Last week, after 18-year-old Paul O’Neal was fatally shot by a police officer, a lawyer for the teen’s family said it was frustrating that not one police body camera captured the shooting.

If O’Neal’s shooting was an act of unconscionable “street justice,” the lawyer said, a body camera might have revealed “the truth.”

We should all be frustrated, cops and citizens alike. Body cameras can be an effective tool both in holding the police accountable and protecting them against false accusations, as other cities have found. The very presence of a body camera tends to encourage everybody involved in a police encounter — cops included — to behave better.

EDITORIAL

Yet Chicago continues a relatively slow and careful roll-out of its body cameras program, and officers may be demonstrating a reluctance to use the cameras. Or maybe — and this is quite possible —officers are still just getting the hang of the cameras. What is certain is that the Chicago Police Department, struggling to shed an image of routinely violating civil liberties and resorting to deadly force without cause, can’t get there soon enough. Every time an officer shoots anybody while his or her body camera is turned off, doubts will be raised, even when the shooting is justified.

As it happens, police dashcam and body cam video caught much of the police encounter with O’Neal, who was shot last Thursday evening in the South Shore neighorhood after he crashed a stolen Jaguar into two police vehicles. The video shows one officer firing his weapon. But the body camera on the officer who fatally shot O’Neal was not on, so there is no video of that moment.

Supt. Eddie Johnson quickly stripped all three officers involved of their police powers and put them on paid administrative duties, pending a full investigation, which is laudable. The department has a miserable history of failing to take such quick and decisive disciplinary action.

Body cameras are no cure-all for the sour relations between the Chicago Police and many Chicagoans, especially minorities. But they can make a difference, and the best and smartest cops should welcome them. A 2014 Department of Justice report pointed to the police department in Rialto, California, which saw a 60 percent drop in the use of deadly force by police officers who wore body cams. And police officers who wore body cams in Mesa, Arizona, were the subject of only a third as many citizens complaints as officers who did not.

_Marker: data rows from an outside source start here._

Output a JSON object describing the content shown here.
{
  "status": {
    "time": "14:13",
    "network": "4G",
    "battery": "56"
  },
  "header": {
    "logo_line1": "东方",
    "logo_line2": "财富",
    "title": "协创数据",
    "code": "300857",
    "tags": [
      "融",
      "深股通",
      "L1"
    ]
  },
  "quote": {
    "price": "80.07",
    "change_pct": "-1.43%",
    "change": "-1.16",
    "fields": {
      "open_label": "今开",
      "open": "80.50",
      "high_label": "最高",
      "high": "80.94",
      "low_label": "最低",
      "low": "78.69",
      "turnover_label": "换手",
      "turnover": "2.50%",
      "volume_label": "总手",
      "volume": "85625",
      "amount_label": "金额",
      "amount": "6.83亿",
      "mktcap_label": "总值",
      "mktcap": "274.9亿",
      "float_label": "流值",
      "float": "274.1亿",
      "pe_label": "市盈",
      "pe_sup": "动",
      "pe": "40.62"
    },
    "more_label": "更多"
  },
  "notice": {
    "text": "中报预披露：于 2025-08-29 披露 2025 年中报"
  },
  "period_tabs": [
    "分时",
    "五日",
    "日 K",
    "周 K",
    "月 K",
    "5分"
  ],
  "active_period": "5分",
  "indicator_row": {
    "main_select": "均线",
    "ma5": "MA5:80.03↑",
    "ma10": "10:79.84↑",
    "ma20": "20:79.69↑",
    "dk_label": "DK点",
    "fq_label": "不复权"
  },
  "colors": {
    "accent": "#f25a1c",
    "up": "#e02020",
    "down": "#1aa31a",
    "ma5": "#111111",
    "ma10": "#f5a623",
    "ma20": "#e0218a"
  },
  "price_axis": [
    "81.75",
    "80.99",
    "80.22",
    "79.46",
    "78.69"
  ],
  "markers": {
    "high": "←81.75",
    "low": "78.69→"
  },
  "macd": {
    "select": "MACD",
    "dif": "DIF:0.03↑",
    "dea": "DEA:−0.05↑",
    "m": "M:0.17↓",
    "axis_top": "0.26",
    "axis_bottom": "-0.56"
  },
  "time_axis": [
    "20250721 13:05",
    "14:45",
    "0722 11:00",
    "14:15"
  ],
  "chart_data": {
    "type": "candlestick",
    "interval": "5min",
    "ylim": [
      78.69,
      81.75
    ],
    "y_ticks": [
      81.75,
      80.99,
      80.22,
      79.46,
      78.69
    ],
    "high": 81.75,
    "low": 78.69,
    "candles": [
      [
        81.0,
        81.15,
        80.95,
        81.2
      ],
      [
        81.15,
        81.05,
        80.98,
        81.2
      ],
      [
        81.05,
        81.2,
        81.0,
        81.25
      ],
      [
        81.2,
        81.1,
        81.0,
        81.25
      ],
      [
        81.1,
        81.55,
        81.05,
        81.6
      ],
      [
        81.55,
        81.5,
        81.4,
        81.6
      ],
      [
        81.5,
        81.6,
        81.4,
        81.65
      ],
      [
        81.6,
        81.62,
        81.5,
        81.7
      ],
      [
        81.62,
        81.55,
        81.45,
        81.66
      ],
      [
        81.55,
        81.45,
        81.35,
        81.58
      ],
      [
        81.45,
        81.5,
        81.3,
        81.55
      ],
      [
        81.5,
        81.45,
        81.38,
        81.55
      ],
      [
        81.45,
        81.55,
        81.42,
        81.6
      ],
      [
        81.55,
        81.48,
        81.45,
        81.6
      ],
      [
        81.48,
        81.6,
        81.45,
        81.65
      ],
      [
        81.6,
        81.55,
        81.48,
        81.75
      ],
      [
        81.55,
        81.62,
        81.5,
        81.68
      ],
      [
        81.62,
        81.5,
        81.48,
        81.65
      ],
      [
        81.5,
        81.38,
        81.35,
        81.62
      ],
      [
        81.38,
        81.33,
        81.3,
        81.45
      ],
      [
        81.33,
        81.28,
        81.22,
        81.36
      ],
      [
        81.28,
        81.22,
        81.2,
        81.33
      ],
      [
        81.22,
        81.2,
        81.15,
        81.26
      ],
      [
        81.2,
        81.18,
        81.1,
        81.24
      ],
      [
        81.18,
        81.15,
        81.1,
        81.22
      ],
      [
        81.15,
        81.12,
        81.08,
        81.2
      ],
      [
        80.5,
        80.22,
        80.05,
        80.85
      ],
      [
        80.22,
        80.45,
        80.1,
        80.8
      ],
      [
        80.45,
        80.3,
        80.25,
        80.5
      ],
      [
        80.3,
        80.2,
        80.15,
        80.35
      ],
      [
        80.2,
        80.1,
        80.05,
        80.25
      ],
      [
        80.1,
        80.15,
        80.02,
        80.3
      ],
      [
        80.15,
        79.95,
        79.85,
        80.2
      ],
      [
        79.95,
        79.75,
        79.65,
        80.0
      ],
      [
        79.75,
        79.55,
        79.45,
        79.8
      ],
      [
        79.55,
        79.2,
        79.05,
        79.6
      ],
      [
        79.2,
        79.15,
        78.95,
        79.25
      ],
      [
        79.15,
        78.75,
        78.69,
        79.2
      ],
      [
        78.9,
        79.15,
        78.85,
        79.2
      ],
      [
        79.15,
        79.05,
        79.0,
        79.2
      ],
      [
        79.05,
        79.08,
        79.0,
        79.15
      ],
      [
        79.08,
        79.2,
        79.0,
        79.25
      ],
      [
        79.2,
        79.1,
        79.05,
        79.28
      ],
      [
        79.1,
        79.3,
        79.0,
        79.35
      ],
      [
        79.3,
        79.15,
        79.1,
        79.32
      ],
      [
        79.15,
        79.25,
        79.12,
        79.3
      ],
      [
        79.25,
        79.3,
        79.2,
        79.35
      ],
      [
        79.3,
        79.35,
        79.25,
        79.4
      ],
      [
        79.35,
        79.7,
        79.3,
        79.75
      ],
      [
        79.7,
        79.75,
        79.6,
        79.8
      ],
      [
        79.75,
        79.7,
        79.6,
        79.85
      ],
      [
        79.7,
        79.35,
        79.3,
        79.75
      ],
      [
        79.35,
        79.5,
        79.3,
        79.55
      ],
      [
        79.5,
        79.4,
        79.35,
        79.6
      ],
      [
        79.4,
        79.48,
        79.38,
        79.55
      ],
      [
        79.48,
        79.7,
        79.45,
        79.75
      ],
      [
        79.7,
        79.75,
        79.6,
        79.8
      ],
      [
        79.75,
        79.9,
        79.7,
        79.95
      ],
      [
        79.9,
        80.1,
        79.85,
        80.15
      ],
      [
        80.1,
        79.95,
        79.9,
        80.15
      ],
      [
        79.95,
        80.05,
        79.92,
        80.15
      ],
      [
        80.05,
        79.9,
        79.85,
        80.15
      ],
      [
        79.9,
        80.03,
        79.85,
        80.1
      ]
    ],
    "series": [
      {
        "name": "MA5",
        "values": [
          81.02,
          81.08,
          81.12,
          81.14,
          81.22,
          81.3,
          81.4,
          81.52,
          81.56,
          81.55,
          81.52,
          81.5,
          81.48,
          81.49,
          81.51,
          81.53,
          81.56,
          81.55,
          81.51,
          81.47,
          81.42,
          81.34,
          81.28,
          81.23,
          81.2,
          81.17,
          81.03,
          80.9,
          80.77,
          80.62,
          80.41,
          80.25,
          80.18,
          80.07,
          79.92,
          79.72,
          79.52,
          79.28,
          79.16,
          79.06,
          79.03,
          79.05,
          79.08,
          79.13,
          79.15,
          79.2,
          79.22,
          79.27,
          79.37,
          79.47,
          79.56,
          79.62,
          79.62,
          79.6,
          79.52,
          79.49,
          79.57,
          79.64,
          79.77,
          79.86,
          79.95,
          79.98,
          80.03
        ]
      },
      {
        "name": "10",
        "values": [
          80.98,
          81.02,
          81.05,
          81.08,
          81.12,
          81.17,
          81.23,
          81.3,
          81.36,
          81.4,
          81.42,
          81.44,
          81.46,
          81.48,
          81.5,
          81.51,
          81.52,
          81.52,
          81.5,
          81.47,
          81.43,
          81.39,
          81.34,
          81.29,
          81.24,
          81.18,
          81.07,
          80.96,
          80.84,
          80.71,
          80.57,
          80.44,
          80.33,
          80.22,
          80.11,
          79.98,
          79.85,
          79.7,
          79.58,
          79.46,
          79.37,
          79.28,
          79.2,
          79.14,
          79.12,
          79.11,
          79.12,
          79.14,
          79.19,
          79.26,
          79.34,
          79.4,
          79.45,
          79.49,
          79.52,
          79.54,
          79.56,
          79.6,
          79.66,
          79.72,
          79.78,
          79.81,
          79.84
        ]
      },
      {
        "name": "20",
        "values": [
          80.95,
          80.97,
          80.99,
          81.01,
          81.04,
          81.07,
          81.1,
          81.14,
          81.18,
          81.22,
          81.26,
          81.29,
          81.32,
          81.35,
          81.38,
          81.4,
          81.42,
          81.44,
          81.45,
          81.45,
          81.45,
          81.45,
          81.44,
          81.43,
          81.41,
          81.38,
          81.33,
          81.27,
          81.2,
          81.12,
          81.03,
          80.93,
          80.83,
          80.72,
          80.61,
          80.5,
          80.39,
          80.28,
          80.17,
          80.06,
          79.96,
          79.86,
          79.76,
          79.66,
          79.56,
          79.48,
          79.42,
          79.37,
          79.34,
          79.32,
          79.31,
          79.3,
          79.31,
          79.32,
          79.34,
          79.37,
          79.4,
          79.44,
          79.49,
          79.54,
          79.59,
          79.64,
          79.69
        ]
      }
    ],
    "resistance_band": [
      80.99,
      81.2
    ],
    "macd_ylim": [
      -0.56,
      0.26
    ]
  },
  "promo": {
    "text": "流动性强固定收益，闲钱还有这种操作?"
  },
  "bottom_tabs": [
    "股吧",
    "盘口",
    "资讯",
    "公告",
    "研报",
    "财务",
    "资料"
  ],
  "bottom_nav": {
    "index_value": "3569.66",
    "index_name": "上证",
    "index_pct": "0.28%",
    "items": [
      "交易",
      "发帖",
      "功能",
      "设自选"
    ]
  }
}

Body cameras have resulted in criminal charges against officers, but they also have saved officers’ careers. In Cleveland last year, a grand jury declined to charge four officers involved in a fatal shooting after viewing a body cam video and concluding the shooting was justified.

The sooner Chicago fully implements its body camera program, the better it will be for everybody on both sides of that thin blue line.